I'd blogged extensively on the Ninth Circuit's Harper v. Poway decision, which held that the First Amendment didn't protect a high school student's right to wear a T-shirt saying "Be Ashamed, Our School Embraced What God Has Condemned" and "Homosexuality is Shameful" -- even when there was no showing that the T-shirt posed a reasonable risk of disruption in the Tinker v. Des Moines Indep. School Dist. sense (for instance, of fighting and the like).

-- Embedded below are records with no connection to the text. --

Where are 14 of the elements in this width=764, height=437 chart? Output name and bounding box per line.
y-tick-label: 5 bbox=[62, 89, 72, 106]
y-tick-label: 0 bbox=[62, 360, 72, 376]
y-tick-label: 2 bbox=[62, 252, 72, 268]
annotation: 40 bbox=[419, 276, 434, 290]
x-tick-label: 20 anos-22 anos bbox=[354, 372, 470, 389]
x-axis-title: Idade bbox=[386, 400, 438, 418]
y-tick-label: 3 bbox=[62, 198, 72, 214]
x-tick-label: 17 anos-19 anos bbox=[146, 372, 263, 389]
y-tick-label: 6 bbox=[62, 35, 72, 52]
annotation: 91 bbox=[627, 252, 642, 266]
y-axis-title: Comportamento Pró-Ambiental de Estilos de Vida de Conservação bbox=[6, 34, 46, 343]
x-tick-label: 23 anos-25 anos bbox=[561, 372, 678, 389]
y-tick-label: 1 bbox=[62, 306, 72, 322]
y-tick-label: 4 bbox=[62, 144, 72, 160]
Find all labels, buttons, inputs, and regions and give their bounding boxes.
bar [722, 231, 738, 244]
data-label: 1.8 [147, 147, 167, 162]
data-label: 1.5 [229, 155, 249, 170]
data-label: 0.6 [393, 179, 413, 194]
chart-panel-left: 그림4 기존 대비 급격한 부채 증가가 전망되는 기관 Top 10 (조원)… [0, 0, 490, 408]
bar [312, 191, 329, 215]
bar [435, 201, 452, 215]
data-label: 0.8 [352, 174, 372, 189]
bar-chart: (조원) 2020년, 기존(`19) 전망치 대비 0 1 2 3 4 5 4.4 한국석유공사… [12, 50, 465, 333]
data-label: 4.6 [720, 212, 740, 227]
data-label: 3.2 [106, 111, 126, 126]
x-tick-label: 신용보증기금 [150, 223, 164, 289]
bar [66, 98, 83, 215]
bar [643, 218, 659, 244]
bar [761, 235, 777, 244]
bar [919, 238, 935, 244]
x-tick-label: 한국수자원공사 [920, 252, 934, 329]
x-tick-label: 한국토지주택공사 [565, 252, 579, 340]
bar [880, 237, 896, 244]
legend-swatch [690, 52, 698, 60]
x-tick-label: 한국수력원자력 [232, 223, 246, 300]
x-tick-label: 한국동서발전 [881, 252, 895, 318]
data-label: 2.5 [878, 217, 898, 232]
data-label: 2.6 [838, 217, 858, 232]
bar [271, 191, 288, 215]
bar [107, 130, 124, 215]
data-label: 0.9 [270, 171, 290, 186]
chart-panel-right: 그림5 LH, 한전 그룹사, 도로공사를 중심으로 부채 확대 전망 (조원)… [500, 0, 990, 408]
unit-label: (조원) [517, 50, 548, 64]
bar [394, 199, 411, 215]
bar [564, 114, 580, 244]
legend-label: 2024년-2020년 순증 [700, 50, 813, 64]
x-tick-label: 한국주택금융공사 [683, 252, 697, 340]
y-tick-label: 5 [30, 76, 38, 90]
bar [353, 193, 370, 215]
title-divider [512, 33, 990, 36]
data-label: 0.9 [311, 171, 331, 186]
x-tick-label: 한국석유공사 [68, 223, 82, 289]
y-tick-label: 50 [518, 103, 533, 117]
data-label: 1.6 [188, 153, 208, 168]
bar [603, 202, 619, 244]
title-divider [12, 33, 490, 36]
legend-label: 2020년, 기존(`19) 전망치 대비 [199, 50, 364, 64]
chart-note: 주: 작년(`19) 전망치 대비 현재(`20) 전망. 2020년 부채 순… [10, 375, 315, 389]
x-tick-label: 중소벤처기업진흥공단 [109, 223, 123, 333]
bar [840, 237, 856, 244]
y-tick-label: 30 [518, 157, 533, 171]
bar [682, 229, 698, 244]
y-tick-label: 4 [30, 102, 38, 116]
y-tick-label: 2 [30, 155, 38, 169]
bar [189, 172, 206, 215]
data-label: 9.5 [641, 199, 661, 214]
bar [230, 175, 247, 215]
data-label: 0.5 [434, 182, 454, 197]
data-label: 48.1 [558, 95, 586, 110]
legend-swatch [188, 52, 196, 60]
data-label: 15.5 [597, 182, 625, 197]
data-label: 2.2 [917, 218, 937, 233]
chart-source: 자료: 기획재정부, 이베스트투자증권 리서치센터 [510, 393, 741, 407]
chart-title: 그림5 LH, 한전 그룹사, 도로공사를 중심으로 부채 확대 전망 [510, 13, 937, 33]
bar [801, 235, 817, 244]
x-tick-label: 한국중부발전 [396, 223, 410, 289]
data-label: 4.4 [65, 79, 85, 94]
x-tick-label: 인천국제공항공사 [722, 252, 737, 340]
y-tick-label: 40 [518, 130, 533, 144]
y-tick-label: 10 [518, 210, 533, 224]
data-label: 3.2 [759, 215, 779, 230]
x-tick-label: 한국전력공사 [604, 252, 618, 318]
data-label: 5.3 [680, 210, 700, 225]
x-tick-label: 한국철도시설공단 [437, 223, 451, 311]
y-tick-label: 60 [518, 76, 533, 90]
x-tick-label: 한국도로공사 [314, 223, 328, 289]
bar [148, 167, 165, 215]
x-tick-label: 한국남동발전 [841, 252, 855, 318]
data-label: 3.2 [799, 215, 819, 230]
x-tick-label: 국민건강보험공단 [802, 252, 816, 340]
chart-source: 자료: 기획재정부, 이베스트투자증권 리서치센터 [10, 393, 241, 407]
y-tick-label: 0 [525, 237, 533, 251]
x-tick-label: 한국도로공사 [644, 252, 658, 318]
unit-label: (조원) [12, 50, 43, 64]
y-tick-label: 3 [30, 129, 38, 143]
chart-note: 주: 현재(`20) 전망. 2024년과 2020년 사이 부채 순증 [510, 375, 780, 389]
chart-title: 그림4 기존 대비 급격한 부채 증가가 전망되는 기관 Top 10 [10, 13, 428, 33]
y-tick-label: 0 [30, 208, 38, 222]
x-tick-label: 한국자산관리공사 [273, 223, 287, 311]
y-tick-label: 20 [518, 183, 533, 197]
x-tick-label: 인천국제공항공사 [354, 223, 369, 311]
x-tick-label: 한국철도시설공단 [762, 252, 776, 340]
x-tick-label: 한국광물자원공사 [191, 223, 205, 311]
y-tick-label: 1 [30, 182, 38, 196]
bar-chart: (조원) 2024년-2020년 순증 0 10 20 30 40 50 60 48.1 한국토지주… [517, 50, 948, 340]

Now a similar case (Zamecnik v. Indian Priairie School Dist. #204 Bd. of Ed.) is brewing in the Seventh Circuit; at this point, it just led to a district court decision, but that's now being appealed. The district court decision, handed down Dec. 21, holds:
A school district may bar a student from wearing a "Be Happy, Not Gay" T-shirt (as a reaction to a pro-gay-rights event the day before), so long as the T-shirt would undermine the school's "policy of promoting tolerance and prohibiting derogatory comments based on protected categories." As in Harper, there's no need for the school to show that the T-shirt poses a reasonable risk of disruption under Tinker.
At the same time, the student has a "constitutional right to display 'Be Happy, Be Straight' on her t-shirt" at school, because "[t]here is no indication that such a message is inconsistent with the school's educational mission as was the 'Not Gay' message." "Since, on the previous day students were permitted to display messages supporting being homosexual, the next day's suppression of a message supporting being heterosexual should be understood as viewpoint discrimination under the facts assumed to be true for purposes of summary judgment."
It will be interesting to see what the Seventh Circuit has to say about item 1. It's not clear to me whether item 2 is going to be before the Seventh Circuit, since I haven't seen any evidence that the school district is appealing item 2 (nor am I sure that it's appealable, given the procedural posture of the case, though I'm happy to be enlightened further on this).